Joining a friend of ours at Etnapolis, supposedly the largest shopping mall in southern Italy, seemed like a good idea at the time. After all, we had driven by countless times on the way to other places, and from the outside the modern blue-glass box is quite attractive. I also fancied the large fountain-slash-pond out front with numerous bridges criss-crossing it at different points.
First impression is that the mall is located next to the highway. More specifically, it is to the southwest of Catania, just past the town of Misterbianco (I know, weird name, supposedly derived from a monastery called 'monastero bianco'--translation, the 'white monastery'--not so strange anymore).
Anyway, the mall is past the congestion of the very overdeveloped and unattractive town (to be fair, I have never really been there, so I am just repeating second hand reviews of the place), but--here's the surprise--just behind it is quasi Tuscan-like countryside with the town of Belpasso at the foot of an unobstructed Mount Etna. I took the opportunity to take a bunch of photos of this clear view of Etna with her peak covered with snow. A sight for sore eyes and hope you can sense some of the beauty from the photo posted here.
Inside the mall is another story. It wasn't extremely crowded, but the noise levels seemed unbearable, as did the lack of natural light. (I know you're probably thinking, 'but of course, what were you expecting, this is a mall you're talking about'!) The stores seemed to be competing for the loudest music selections, and just stepping into one was enough to bring on a wave of nausea (oh where oh where has the suburban girl in me gone to?).
On the bright side, the noise levels did not seem to phase the bambino one bit. And he just loved the pet store and ran back and forth between the fish tanks, bunnies, birds and puppies. The kids corner happened to be just in front of the pet store and consisted of obnoxious kiddy rides, each one with bright lights and its own loud music, not exactly suited for small toddlers (he was curious, but not willing to get on any).
Yes, after only a half hour the grown ups were ready to go.
But we stuck it out. We still had to meet our friend.
To kill time we ended up outside in the chilly air checking out the fountain out front. That lasted until the toddler discovered a deposit of cigarette butts, and we then wandered towards the parking lot behind the mall for my Mt. Etna photo session. Here we spotted an open and empty bus--what an opportunity to let the toddler have his first experience running around in a cozy bus sans passengers to disturb! He was in absolute toddler heaven and did not want to get off.

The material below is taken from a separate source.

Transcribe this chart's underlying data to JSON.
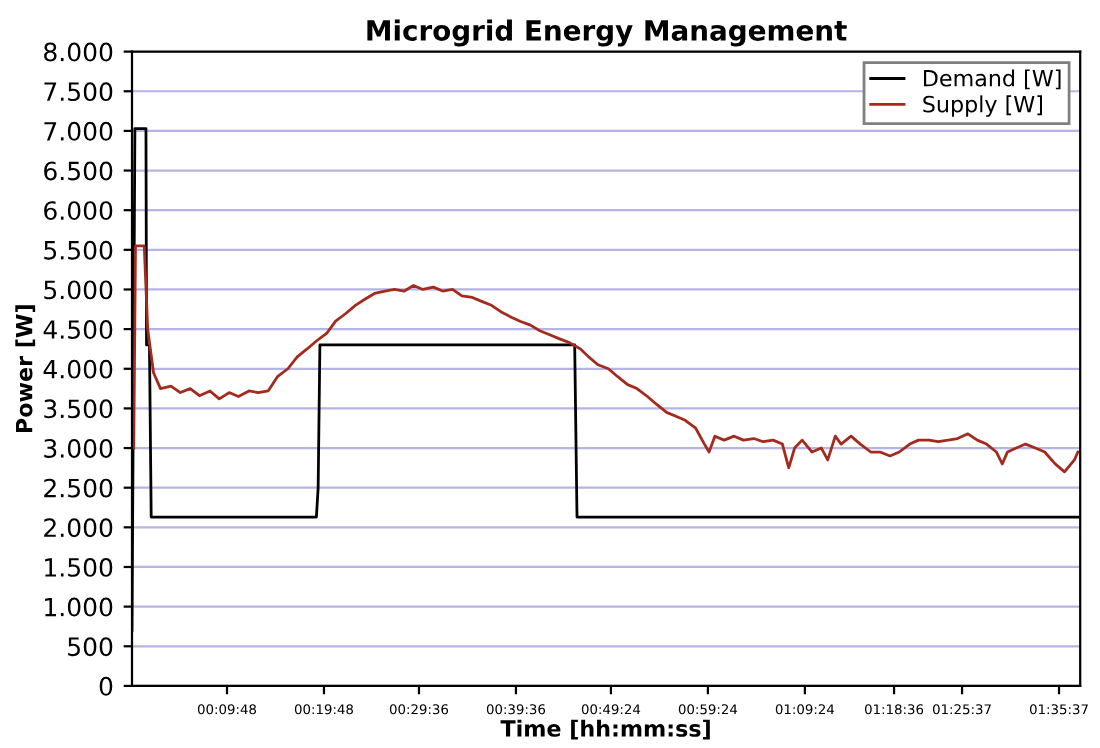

The bus driver finally arrived and we turned down the kind offer to ride around with him for his 10-minute loop, managing to convince the toddler it was time to move on. At the same time our friend finally showed up. Fortunately, the fresh air had given us a much needed second wind and we marched back inside. We still had to join him in the electronics store (sensory overload!). I peaked into the Mondadori bookstore, a very decent chain. Checked out the Levi's store, but then realized that buying Levi's in Europe really makes no sense. A peak into a very cute children's shop and a Champion store (you know the maker of sporty stuff) just pushed us over the edge and that was that.
Time to go home.
Sorry Etnapolis, but chances are I will never be coming back again.
On second thought, when the memory of this first visit becomes distant and vague, and if I ever find myself REALLY desperate for American mainstream culture, I may be driven to come back and try a) the Tex-Mex restaurant (risky business) and b) the Warner Village movie theater. I imagine it has comfortable seats, big screens, popcorn, and the full range of mainstream American movies dubbed in Italian. A good piece of information to store away for future bouts of homesickness.
I am sorry for such a poor review of Etnapolis and my intention is not to deter anyone out there who really likes malls. This is an above-average mall with your usual mall fare and could be picked up and plopped down just about anywhere the world and blend right in (maybe with slightly better food options than the norm as this is a Sicilian mall we are talking about). I guess it is this predictability that can make malls so appealing. And I know that malls can have other advantages, too: one-stop shopping, good rainy day activity,...help me out here, there must be other nice things to say about shopping malls that aren't coming to mind???